Of course, only one side has the money to do the above. The $9 billion-a-year NFL. And that's okay. After all, the league has already agreed to fork over the money. Why not part with a few hundred million a bit sooner than anticipated? Practically speaking, the NFL expects fans, networks and its insurance companies to pick up the settlement tab, anyway—so if league owners have to reach into their pockets to make sure sick men don't die broke while revised settlement negotiations play out, it will be a temporary expense at worst. In a cash flow pinch, the NFL could even dip into the settlement's aforementioned $112 million lawyer fee fund, money that presumably has already been set aside for delivery by early next year. Given how adamant Mitnick and other lawyers are about award delays for their sick clients, I'm sure they'd be happy to receive their own payments at a later date.
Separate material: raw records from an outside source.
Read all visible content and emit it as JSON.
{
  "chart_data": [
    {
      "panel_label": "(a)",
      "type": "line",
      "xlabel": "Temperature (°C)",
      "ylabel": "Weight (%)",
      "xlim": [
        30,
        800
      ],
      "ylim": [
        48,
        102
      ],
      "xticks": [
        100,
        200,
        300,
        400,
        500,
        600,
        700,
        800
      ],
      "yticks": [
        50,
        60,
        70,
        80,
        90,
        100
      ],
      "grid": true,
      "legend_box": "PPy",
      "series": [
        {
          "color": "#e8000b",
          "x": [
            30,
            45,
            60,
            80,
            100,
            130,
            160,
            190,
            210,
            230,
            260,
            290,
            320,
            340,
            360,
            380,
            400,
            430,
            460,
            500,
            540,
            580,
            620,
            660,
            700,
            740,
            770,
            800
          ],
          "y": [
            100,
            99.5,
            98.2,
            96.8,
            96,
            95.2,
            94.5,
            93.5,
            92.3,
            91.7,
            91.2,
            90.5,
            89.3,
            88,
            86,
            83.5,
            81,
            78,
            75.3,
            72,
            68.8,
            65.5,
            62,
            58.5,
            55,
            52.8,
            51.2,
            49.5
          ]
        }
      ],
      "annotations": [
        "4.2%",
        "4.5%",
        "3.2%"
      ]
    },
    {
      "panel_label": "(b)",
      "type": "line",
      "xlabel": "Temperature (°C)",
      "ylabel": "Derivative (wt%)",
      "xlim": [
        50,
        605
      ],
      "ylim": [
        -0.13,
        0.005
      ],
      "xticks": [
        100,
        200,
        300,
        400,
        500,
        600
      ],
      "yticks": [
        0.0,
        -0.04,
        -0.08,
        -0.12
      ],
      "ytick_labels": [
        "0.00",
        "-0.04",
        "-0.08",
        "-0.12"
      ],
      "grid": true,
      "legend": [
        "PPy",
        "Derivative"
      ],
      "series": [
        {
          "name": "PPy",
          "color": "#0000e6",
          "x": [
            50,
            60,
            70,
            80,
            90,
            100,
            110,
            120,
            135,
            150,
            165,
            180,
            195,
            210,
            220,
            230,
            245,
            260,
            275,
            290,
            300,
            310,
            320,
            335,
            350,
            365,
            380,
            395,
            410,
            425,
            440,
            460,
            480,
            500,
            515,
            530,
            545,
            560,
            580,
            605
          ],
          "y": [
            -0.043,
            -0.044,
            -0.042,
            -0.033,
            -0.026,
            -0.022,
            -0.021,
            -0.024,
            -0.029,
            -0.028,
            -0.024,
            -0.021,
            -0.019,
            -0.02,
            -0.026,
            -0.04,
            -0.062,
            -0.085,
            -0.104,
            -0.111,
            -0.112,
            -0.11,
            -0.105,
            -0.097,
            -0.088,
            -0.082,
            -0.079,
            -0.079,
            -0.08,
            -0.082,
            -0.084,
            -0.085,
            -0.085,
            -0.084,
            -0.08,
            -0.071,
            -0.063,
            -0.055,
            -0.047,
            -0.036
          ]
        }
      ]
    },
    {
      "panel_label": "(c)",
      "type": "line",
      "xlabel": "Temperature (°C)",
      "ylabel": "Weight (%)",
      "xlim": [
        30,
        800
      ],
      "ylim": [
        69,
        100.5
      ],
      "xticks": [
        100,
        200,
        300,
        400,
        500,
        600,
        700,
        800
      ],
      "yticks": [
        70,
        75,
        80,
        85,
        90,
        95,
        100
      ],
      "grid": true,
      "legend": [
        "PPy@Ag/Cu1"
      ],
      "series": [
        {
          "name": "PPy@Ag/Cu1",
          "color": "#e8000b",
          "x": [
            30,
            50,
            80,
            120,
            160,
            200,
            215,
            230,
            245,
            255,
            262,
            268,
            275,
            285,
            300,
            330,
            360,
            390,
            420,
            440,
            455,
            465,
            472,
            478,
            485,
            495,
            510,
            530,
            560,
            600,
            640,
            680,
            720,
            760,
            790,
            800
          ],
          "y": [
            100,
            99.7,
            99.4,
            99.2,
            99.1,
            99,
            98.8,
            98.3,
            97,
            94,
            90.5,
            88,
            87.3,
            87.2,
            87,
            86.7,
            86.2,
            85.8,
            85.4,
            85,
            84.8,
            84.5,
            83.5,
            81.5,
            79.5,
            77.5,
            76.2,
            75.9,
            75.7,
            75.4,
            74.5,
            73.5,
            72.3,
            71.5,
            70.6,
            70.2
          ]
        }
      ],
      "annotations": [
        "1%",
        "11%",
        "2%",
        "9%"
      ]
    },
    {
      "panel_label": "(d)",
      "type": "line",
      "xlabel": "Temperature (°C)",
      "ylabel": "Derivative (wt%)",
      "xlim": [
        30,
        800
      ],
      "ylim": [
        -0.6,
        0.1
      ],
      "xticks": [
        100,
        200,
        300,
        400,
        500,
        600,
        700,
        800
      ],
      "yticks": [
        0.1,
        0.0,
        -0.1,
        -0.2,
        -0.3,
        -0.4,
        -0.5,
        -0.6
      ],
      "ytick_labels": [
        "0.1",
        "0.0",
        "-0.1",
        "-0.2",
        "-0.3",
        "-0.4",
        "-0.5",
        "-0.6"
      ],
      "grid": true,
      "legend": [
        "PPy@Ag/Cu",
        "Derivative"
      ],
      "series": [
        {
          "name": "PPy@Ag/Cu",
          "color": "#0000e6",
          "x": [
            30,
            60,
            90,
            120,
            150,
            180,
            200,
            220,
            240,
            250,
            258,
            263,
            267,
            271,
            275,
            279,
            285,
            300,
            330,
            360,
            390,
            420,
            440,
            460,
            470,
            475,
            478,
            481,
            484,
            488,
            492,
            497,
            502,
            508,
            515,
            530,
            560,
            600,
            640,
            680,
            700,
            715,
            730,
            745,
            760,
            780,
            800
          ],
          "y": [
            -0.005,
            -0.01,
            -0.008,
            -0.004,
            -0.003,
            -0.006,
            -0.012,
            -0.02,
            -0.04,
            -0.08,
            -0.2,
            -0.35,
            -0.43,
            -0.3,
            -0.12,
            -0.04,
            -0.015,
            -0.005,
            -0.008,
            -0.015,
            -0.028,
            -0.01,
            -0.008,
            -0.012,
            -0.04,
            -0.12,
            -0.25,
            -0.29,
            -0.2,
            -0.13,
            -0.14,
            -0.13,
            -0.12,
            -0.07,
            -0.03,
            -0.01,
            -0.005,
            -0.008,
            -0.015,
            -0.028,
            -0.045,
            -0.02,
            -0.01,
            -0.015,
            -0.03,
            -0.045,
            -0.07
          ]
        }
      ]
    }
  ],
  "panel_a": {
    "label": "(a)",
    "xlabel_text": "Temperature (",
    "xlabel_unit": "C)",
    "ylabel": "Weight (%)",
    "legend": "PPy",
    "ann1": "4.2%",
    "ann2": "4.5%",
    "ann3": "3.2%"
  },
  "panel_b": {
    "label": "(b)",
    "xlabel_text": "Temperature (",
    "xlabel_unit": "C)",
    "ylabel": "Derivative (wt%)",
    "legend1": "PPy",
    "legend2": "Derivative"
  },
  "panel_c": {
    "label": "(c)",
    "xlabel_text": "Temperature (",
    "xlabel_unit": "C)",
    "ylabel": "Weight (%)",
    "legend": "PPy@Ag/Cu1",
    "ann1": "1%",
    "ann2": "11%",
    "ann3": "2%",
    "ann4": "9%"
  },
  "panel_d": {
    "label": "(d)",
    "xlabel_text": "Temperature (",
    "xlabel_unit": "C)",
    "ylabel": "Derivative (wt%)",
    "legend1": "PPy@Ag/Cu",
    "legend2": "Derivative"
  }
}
Last month, Goodell took the "ice bucket challenge," making an undisclosed donation to an ALS charity. Coming from a man who was paid $44 million last year, it was a nice gesture. Under the terms of the proposed settlement, Turner and the eight other NFL retirees currently diagnosed with ALS are due about $42 million in awards. Perhaps Goodell could pay them out of his own wallet, and then expense the cost to the nonprofit league office. Not as an admission of league guilt. Nor as an admission of fault. Simply because it's the right thing to do—well, the non-evil thing to do—and because protecting the NFL shield should not involve using sick people to tug at heartstrings for PR purposes. It should involve taking care of them. Besides, after the last week and a half, don't the league and its commissioner need whatever good publicity they can get?